My kids played for scores of coaches throughout my 21 years of being a sports parent, and I believe that these keys to understanding your child’s coach will help you deal with conflict and make the difficult season more tolerable.
Remember that a coach who has his own child on the team will struggle with objectivity.
Being a parent AND a coach is difficult. The coaching parent may be too hard on his child to prove his impartiality or he might play his child more than others who are better athletes because he’s wearing rose-colored glasses when it come’s to his child’s abilities.
It boils down to one simple question: is the coach/parent willing to do what is best for the team, not what is best for his child?
Coaches may say pre-season remarks that don’t ring true during the season.
My kids heard a few pre-season speeches that meant nothing. For instance, one coach said, “I’m counting on you to be a real leader on the team” and then my child barely played at all.
I believe that most coaches are not intentionally being insincere just to get another body on the team. Perhaps the coach truly does see potential in your child, or maybe he or she has a strategy that includes your child, but then changes the strategy in the season.
Either way, the fact remains that no matter what the coach promises before the season, your child still has to earn his playing time as an older player. If the unkept promises were made to young players who should get equal playing, then it might be time to ask the coach to explain his pre- season remarks.
Coaches do not always make sense.
At times, you may question the coach’s knowledge of the game or disagree with the play-calling. But remember, what you see from the bleachers may not match what the coach sees from the sidelines. It may look like he or she is not making any sense at all, but you can be sure there the coach has reason for his or her decisions. Your child’s coach spends hours with the kids in practice, and knows his players very well.

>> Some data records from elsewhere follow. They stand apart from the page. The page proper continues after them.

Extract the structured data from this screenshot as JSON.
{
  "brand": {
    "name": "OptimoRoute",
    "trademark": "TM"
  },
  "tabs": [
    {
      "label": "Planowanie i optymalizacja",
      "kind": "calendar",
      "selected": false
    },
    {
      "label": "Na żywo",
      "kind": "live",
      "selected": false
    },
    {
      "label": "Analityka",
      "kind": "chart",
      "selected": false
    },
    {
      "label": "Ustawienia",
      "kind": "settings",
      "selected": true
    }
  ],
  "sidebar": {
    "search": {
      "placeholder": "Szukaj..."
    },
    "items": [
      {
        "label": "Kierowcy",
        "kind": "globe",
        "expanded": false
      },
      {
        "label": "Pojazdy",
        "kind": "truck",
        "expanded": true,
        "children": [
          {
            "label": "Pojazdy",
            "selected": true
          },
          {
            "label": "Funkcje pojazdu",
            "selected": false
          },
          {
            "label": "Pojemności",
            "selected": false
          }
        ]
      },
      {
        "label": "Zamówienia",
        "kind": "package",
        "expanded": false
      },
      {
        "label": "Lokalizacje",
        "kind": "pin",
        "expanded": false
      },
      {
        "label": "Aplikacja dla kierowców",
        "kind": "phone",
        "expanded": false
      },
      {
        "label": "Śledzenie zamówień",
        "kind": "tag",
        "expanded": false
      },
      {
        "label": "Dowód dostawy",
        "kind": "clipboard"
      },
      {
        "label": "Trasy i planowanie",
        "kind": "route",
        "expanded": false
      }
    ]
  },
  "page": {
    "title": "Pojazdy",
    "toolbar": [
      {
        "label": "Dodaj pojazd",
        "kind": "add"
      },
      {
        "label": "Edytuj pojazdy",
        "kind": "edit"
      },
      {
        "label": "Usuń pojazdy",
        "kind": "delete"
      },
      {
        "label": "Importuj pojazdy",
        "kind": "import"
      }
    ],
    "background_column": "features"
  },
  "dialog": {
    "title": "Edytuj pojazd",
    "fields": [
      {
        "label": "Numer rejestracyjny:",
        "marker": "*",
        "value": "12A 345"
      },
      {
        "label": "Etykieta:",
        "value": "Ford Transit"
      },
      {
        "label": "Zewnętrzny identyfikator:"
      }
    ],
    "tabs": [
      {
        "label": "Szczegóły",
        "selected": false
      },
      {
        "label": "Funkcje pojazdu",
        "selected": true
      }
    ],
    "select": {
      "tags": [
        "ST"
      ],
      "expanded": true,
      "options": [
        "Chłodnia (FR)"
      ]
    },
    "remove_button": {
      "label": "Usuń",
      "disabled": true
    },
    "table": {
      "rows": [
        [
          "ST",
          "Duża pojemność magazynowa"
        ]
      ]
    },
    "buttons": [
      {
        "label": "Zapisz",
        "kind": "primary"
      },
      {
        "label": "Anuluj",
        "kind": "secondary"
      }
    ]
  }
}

Coaches may treat athletes differently.
It became obvious to me at my daughter’s volleyball games in her senior year that her chewed on some players more than others, my daughter being one of them. It didn’t seem fair to me, so I asked my husband, who has coached for 27 years, what he thought. He explained that good coaches sense how much an athlete can be pushed. Coaches often demand more of kids who they know can do better and leave others alone who they feel have already peaked. Helping your child understand this will make it bearable for him.
If you feel your child has been labeled by the coach, whether in a good or bad way, encourage him or her to ignore the coach’s labels and focus instead on working hard and improving. I don’t believe coaches do this to be unfair; they may do it because it’s how they organize the team in their heads before they know the kids.
If your child has a negative label such as “lazy kid,” “weak hitter” or “slow,” he or she may have to work hard to change that label. If your child has a positive label such as “good athlete,” “fast” or “strong leader,” he or she will have to work hard to earn and keep the label throughout the season.In either case, the key is for your child to ignore the label and focus his or her game.
Not all coaches have these behaviors. But I’m pretty sure you will encounter all of them if your child plays sports for awhile. Learning to understand your child’s coach will go a long way to making youth sports a positive experience for you and your child.